Drive Away Dolls * * * ½

What's in it?  It's a review from Phil.  Holy crap!

Well, you know, The Coen Brothers.... legends! 

After years of giving us truly great films - sometimes masterpieces - they stopped working together.  Joel Cohen got pretty serious and did Macbeth,  - arguably the best Macbeth ever committed to the screen.

Ethan Coen has been quiet.  But he and his partner/wife had this script in the bottom drawer.  Apparently they first wrote it about thirty years ago, but the brothers never got round to making it.  Now Ethan and his wife, Tricia Cooke have brought it to life. It was originally called Drive Away Dykes, which is a much cheekier (and more appropriate)  name, but the studios were having none of that. 
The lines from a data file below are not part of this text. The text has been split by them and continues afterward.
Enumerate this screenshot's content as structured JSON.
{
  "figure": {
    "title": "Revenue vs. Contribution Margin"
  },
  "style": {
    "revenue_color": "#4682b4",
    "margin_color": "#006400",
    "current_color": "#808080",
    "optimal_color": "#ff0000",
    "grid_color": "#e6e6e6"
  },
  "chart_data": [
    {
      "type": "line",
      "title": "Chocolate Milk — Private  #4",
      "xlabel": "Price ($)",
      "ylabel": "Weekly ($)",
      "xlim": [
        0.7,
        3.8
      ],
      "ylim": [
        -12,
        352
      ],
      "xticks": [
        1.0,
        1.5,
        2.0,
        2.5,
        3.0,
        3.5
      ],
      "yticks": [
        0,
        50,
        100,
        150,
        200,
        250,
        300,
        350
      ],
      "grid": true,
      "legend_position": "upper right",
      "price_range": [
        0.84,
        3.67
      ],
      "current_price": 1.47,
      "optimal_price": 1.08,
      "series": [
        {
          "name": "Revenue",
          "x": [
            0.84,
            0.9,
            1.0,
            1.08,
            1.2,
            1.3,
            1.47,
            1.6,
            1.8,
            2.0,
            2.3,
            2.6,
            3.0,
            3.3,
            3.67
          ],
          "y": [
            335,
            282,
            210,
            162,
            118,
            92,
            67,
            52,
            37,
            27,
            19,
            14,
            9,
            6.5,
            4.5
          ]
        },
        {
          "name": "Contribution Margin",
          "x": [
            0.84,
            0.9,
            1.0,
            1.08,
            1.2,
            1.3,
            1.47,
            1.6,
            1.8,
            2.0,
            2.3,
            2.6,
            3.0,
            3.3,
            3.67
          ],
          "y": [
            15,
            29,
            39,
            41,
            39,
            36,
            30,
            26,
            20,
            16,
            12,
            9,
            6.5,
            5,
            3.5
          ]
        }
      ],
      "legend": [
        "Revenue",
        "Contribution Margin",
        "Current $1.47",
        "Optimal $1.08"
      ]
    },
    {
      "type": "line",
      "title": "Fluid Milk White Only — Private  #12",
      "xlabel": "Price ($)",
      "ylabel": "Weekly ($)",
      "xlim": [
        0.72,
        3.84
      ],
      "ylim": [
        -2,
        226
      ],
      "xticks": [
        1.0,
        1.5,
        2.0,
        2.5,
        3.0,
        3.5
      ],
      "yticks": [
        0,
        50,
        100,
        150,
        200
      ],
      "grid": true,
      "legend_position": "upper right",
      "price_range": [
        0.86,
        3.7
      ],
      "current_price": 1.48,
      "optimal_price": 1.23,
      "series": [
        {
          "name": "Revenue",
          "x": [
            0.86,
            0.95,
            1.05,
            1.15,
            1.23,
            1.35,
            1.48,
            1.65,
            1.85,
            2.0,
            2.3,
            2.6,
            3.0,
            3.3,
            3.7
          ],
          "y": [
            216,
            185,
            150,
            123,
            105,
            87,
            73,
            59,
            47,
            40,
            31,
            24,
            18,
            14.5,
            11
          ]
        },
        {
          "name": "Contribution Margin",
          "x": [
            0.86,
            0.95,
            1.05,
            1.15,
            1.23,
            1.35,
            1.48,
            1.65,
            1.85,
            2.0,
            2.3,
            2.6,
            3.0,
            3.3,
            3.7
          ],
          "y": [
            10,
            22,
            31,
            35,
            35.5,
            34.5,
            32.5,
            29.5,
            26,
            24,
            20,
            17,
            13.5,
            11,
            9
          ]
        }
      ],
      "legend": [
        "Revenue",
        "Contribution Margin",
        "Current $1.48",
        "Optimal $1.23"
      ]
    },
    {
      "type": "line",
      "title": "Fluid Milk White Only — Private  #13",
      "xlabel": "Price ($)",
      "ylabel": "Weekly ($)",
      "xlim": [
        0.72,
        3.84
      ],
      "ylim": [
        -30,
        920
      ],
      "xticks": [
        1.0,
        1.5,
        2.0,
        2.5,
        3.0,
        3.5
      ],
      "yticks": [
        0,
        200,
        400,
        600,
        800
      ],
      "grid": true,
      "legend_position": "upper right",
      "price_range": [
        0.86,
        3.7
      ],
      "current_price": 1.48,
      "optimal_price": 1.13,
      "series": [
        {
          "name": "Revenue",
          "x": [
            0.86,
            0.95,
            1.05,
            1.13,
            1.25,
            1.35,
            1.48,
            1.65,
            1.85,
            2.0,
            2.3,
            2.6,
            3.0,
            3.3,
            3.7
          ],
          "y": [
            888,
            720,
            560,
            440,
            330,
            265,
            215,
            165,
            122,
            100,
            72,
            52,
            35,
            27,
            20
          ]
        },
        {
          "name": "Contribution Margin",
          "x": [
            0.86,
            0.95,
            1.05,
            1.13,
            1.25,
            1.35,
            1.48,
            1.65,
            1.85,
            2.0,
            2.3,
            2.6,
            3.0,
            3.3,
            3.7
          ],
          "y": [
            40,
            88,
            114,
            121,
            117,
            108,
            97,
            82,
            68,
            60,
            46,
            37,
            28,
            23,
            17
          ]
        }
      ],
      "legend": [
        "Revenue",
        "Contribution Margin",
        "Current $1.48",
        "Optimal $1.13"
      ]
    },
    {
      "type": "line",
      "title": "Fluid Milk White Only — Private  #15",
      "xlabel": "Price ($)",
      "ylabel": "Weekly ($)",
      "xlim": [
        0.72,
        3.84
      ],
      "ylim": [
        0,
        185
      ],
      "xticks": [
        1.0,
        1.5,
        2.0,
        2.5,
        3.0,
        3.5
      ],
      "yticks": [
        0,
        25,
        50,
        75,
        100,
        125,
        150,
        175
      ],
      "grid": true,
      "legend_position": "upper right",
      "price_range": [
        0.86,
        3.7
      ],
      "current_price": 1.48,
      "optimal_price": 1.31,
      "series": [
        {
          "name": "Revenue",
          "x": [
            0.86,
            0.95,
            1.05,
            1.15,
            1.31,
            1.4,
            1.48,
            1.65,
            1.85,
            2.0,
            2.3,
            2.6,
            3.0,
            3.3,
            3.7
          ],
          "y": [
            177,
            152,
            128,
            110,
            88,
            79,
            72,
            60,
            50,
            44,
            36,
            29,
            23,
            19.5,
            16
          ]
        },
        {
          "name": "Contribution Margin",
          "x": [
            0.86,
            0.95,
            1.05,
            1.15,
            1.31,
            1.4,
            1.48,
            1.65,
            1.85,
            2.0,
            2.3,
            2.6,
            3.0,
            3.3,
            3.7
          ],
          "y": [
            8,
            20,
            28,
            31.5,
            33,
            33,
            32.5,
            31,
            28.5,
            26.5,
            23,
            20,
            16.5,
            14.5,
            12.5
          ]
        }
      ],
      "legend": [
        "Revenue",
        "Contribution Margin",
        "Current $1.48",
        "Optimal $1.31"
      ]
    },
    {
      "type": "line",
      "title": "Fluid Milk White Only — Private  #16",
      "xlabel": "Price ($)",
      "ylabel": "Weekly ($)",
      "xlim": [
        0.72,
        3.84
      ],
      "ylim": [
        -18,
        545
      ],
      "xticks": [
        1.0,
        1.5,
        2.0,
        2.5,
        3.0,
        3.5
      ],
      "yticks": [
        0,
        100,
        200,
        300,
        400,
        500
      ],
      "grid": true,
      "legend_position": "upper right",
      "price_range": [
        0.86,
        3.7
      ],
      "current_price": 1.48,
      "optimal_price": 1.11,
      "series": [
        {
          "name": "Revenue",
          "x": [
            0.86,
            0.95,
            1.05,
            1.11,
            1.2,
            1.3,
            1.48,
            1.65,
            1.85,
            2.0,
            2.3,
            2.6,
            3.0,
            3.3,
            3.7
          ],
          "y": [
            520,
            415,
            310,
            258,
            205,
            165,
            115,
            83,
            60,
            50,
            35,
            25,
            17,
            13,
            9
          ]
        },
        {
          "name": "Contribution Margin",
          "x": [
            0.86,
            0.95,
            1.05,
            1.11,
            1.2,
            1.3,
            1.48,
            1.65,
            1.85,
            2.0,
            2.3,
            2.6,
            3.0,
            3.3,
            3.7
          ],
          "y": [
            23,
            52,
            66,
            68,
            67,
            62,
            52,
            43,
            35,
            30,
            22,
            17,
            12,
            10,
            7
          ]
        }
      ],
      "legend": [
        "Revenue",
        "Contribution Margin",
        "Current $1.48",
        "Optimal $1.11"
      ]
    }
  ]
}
It's good, but not as good as one normally expects from a film with the Coen stamp on it.  Set in the nineties, it's a rolicking lesbian road trip.  

The very pretty and highly promiscuous Jamie busts up with her rather butch girlfriend and gets kicked out of the apartment. Her girlfriend says Jamie has slept around twenty times too often.  Jamie is played by Margaret Qualley who does a fine turn with a lot of swagger and a Texan accent.

Jamie decides to go to Tallahassee with her bookish reserved friend Marian, who is also a Lesbian, but kind of shy.

I should mention that in an earlier establishing scene we have witnessed a couple of hard men taking care of someone in a back alley with a corkscrew and a hacksaw in order to acquire a briefcase.

The particular briefcase, and another package, are now in a car that was inadvertently given to Jamie and Marian to drive to Tallahassee.  They are using one of those car-shifting services.

Even though they are supposed to deliver the car within twenty four hours, when Jamie learns that  Marian hasn't had sex for a long long time she makes it her mission to get her road buddy laid! 

Ignoring their schedule they frequent lesbian bars and even hook up with an all girl soccer team. The soccer team are really into playing off the field, especially with each other.  There is a lot of lesbian sex in this movie.

The hard men need to get the briefcase back, and the girls have no idea it's on board their vehicle.  But about half way through the movie they discover the briefcase and its contents, and the contents of the other package .... and Boy.....!

In keeping with Coen movies the pursuing hard men are very funny caricatures, showing a mixture of nastiness, incompetence and amiability.

I read somewhere it cost thirty million to make this, but you wouldn't' think so to look at it (unless Matt Damon got all the money for his amusing cameo).  It looks like it was made for thirty bucks, but that's part of its charm, as are the end titles where the film cheekily reclaim its original name.